Let’s take it all the way back to 2010’s 'Let’s Go Surfing', with all the metaphorical bells and literal whistles, and with all the publications from here to Tanzania hyping The Drums up as the best thing to hit the viral airwaves since Pavement or Sonic Youth. Along with the aforementioned hit, the band’s self-titled debut rocketed them to indie stardom with songs like 'Me and the Moon' and 'Forever and Ever Amen', rehashing The Beach Boys melodic penchant for catchy rhythms and the overwhelming doldrums of The Smiths. But as Chinua Achebe once said, things fall apart, and internal squabbling and subsequent top-heavy albums like Portamento and Encyclopedia left a mark but not a permanent one. Now, Jonny Pierce’s childhood friend and Drums’ co-founder Jacob Graham is no longer apart of the equation, so the question remains - who the fuck in 2017 wants to listen to a new album by The Drums?
Surprisingly, you do. Going 'back to basics' is a tired trope, but that’s exactly what Abysmal Thoughts rests its laurels on. For obvious reasons, it is more of a Jonny Pierce album than one under The Drums moniker. He plays every instrument on the album and writes his own profoundly depressing elegies. Pierce has always been a deeply dark and introspective artist, rifling off tales of heartache and loss with an uncompromising grit, but this time he takes us even deeper into the recesses of his mind. 'The Mirror' immediately sets the atmosphere for Abysmal Thoughts, which acts as an unflinching autobiography of Pierce’s life. In hushed tones, Pierce bashes himself for not living up to the image he had the potential to ultimately realise. Insecurity is again explored on 'Blood Under My Belt', where a mixture of well-timed synths and reverb create a poppy yet daunting ambiance.
There is a spontaneous aura about the songs on Abysmal Thoughts, almost as if Pierce is relying more on his gut instincts rather than a restless appetite to impress critics. Of course, belying this surface level impulsivity is a scrupulous effort to craft songs that shift, manoeuvre, and most importantly, stay implanted in the subconscious.

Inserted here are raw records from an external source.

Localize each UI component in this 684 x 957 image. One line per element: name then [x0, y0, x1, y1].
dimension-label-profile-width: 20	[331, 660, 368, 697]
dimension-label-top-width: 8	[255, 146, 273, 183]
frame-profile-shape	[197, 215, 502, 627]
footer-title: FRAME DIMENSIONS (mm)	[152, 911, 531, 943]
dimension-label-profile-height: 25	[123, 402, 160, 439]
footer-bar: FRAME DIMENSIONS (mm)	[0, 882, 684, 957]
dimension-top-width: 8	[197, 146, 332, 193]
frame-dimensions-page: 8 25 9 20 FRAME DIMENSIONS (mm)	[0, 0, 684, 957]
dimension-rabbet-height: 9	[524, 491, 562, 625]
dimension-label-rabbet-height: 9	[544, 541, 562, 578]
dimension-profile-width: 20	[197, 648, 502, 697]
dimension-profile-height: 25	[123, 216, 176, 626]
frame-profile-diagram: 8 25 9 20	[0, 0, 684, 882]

A visceral energy abounds in 'Heart Basel', where a cavalcade of Morrissey-like lyrics and jangle pop provide for an enthralling listen. Pierce is his usual downtrodden self, musing over companionship that seems to be just out of reach. There is a sort of tender teenage charm to a lot of Pierce’s content, as if he is an adolescent terrified by the looming world around him. In the past a lot of this has been dismissed as emotional diarrhoea, but Pierce dons a cloak of palpable sincerity throughout the album. His wunderkind spirit is captured in 'Shoot The Sun Down', where a whirling mesh of synths precipitate a man yearning to discard his anxious feelings and just hide away.
Abysmal Thoughts doesn’t go for the colossal sounding anthems exhibited on past efforts like 'Magic Mountain' or 'Me and the Moon'. Instead, Pierce relies on soft, harmonious recordings that sound like bashful confessionals. Nostalgia reigns supreme on the dreamy 'Head of the Horse'. Over distorted and warbly guitars, Pierce revisits the days of his youth while simultaneously chastising himself for permitting his mind to flush through the dregs of the past. “Are U Fucked” features a nice working of the reverb style the band is known for, but the lyrics splatter all over the place like a mistimed slam poetry session. But 'Your Tenderness' rights these wrongs, where Pierce’s vocals fuse a frothing demeanour with intermittent saxophone stabs. Amidst a crestfallen world, the same world that haunts and tortures him, Pierce finds serenity in the compassion of an enigmatic figure.
The adrenaline is in force on the title track, 'Abysmal Thoughts'. It is not only a fitting treatise for Pierce, but one that properly underscores the entire career trajectory of The Drums thus far. For lack of a better word, this is a weird band, if you can even call them a band at this point. But underneath the public controversies, Pierce keeps delivering infectious pop and contemplative lyrics that keep listeners tuned in. Pierce and company might never release anything as tight and high caliber as their debut album, but they are heading in a new direction while still remaining staunch pioneers of the heavy synths and reverb style that warranted them attention in the first place.